Whoops, There's A Big Problem For Wayland GTK+

Posted by Michael Larabel on March 18, 2012

It turns out there's a rather serious issue for some systems when having Wayland support within GTK+ exposed, which may hinder the Wayland GTK+ availability in the near-term.

As I wrote about a few days ago, Wayland support isn't for end-users in Ubuntu 12.04 and the GTK+ version they are shipping is 3.4. GTK+ 3.4 has the Wayland GDK back-end that works as an alternative to the X11 back-end and can be dynamically utilized. With the supported GTK+ code, it's as easy as building it with the --enable-wayland-backend option, but that's not happening for Ubuntu 12.04 LTS or by any other major distribution right now as far as I'm aware. It turns out that for some users this is good to not have the Wayland support exposed.

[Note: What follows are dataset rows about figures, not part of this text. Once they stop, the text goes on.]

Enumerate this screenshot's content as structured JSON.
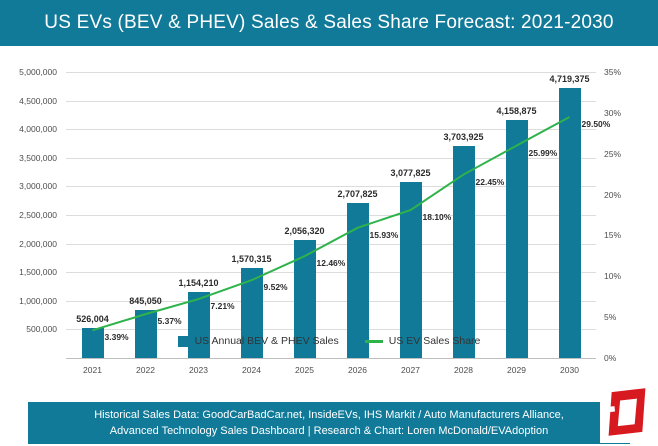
{
  "header": {
    "title": "US EVs (BEV & PHEV) Sales & Sales Share Forecast: 2021-2030"
  },
  "legend": {
    "bars_label": "US Annual BEV & PHEV Sales",
    "line_label": "US EV Sales Share"
  },
  "footer": {
    "line1": "Historical Sales Data: GoodCarBadCar.net, InsideEVs, IHS Markit / Auto Manufacturers Alliance,",
    "line2": "Advanced Technology Sales Dashboard | Research & Chart: Loren McDonald/EVAdoption"
  },
  "colors": {
    "teal": "#117a99",
    "green": "#2eb34b",
    "logo_red": "#d71920",
    "gridline": "#dcdcdc"
  },
  "chart_data": {
    "type": "bar",
    "subtype": "bar+line combo, secondary percent axis",
    "title": "US EVs (BEV & PHEV) Sales & Sales Share Forecast: 2021-2030",
    "categories": [
      "2021",
      "2022",
      "2023",
      "2024",
      "2025",
      "2026",
      "2027",
      "2028",
      "2029",
      "2030"
    ],
    "series": [
      {
        "name": "US Annual BEV & PHEV Sales",
        "type": "bar",
        "axis": "left",
        "values": [
          526004,
          845050,
          1154210,
          1570315,
          2056320,
          2707825,
          3077825,
          3703925,
          4158875,
          4719375
        ],
        "labels": [
          "526,004",
          "845,050",
          "1,154,210",
          "1,570,315",
          "2,056,320",
          "2,707,825",
          "3,077,825",
          "3,703,925",
          "4,158,875",
          "4,719,375"
        ]
      },
      {
        "name": "US EV Sales Share",
        "type": "line",
        "axis": "right",
        "values": [
          3.39,
          5.37,
          7.21,
          9.52,
          12.46,
          15.93,
          18.1,
          22.45,
          25.99,
          29.5
        ],
        "labels": [
          "3.39%",
          "5.37%",
          "7.21%",
          "9.52%",
          "12.46%",
          "15.93%",
          "18.10%",
          "22.45%",
          "25.99%",
          "29.50%"
        ]
      }
    ],
    "left_axis": {
      "min": 0,
      "max": 5000000,
      "step": 500000,
      "tick_labels": [
        "500,000",
        "1,000,000",
        "1,500,000",
        "2,000,000",
        "2,500,000",
        "3,000,000",
        "3,500,000",
        "4,000,000",
        "4,500,000",
        "5,000,000"
      ]
    },
    "right_axis": {
      "min": 0,
      "max": 35,
      "step": 5,
      "tick_labels": [
        "0%",
        "5%",
        "10%",
        "15%",
        "20%",
        "25%",
        "30%",
        "35%"
      ]
    },
    "grid": true,
    "legend_position": "bottom"
  }
}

Building the GTK+ Wayland support currently depends upon having cairo-gl, the OpenGL version of the Cairo drawing library. However, cairo-gl with the NVIDIA binary driver can be a memory-hungry mess. Using cairo-gl at this point with the NVIDIA binary driver appears to be a big mess. This isn't just about using additional memory when running GTK+ applications on Wayland (where the NVIDIA binary driver isn't even compatible at this point), but the GL version of Cairo on X11 would be shafted.

This memory usage problem only seems to be present for the NVIDIA binary driver, but the open-source NVIDIA (Nouveau) driver isn't affected, the AMD Catalyst driver, nor any of the other open-source drivers have a hard time dealing with cairo-gl.

The solution to this is either have NVIDIA address their driver issue(s) causing excessive memory usage with cairo-gl, ship multiple versions of Cairo on the system (but there's some packaging problems currently), or change how Cairo loads libGL such that it only happens when a client requests an OpenGL context. The alternative is just to let NVIDIA binary users burn through the additional system memory.